The Americas region was up $36.1 million due to the newly-acquired vessels as we indicated in the press release on $34.8 million attributable to that group of vessels and in addition to that, out of the group, we lost approximately $1.1 million due to – this was the region where we had a highest number of drydock days during the quarter, some 55 drydock days.
The North Sea was primarily due to higher day rates offset partially by currency impacts as the dollar strengthened against both Pound, Kroner and Euro, and I’ll give you a number on that shortly in terms of what the net effect was on the income statement.
The utilization on the two anchor handlers that went down to West Africa on the term contracts, we lost approximately 59 days in the quarter before they actually headed in that direction and if you apply the day rate, essentially for the quarter, we lost approximately $6 million during the quarter because of those down days.
The currency impact on the revenue was about $3 million and during the quarter, you had about a 4% strengthening of the dollar against the Sterling and about 5% against the Kroner.
Bruce will, I'm sure, have a few comments with respect to the sector day rates a little later on. Our operating cost of $46.5 million were up $16.6 million from the second quarter. Of that $16.6 million, $12.7 million was due to the addition of the new boats plus the new deliveries added another $0.5 million. Our bareboat fees associated with vessels that we had sold and essentially had bareboated back to complete contracts that we had at the time the vessels were sold, increased about $1 million during the quarter.

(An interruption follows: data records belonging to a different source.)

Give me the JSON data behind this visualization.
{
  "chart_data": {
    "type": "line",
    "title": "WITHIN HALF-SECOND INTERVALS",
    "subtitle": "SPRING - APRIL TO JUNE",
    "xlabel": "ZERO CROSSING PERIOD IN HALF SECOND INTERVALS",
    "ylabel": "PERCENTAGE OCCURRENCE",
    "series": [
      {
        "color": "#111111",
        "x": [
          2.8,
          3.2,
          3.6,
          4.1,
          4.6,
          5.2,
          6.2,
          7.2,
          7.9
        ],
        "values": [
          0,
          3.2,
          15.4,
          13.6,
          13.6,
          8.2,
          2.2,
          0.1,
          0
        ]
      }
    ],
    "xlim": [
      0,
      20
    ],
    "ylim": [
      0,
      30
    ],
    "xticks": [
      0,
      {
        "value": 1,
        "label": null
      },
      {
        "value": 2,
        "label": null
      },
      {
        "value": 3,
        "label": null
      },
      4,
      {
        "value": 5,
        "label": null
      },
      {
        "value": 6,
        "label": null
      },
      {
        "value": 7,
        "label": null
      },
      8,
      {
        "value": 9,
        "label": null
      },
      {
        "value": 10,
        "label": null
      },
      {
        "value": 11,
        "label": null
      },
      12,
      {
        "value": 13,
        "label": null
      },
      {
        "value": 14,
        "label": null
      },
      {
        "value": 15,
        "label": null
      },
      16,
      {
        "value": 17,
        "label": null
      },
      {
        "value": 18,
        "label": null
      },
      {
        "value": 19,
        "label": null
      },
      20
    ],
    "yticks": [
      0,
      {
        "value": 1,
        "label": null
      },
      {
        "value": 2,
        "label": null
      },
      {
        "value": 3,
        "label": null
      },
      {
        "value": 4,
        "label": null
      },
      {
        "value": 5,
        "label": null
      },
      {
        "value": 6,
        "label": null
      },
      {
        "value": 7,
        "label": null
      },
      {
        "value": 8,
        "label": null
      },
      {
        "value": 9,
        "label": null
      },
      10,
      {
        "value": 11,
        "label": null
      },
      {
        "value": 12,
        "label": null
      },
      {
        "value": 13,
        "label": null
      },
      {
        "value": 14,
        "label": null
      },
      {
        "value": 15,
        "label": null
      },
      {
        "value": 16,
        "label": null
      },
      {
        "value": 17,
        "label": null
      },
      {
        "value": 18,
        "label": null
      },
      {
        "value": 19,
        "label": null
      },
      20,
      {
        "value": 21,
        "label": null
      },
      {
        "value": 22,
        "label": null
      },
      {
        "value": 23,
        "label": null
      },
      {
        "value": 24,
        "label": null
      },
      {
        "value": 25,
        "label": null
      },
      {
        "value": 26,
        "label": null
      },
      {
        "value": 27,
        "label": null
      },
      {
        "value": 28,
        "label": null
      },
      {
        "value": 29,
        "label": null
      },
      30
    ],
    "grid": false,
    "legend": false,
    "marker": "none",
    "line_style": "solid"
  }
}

Our drydock expense was up slightly $3.5 million. The drydock days decreased 87 from 156 in the second quarter, all expenses increased due primarily to the fact that in the second quarter we took a credit of approximately $1 million associated with the sale of the Crusader that had been recorded in an earlier quarter.
We’ve completed 16 of the 18 drydocks that we expected that we would do in a year; one of those was one that was accelerated from 2009 into the current year. So we expect three more to be done in the third quarter, approximately 50 days and a cost between $2.25 million and $2.5 million.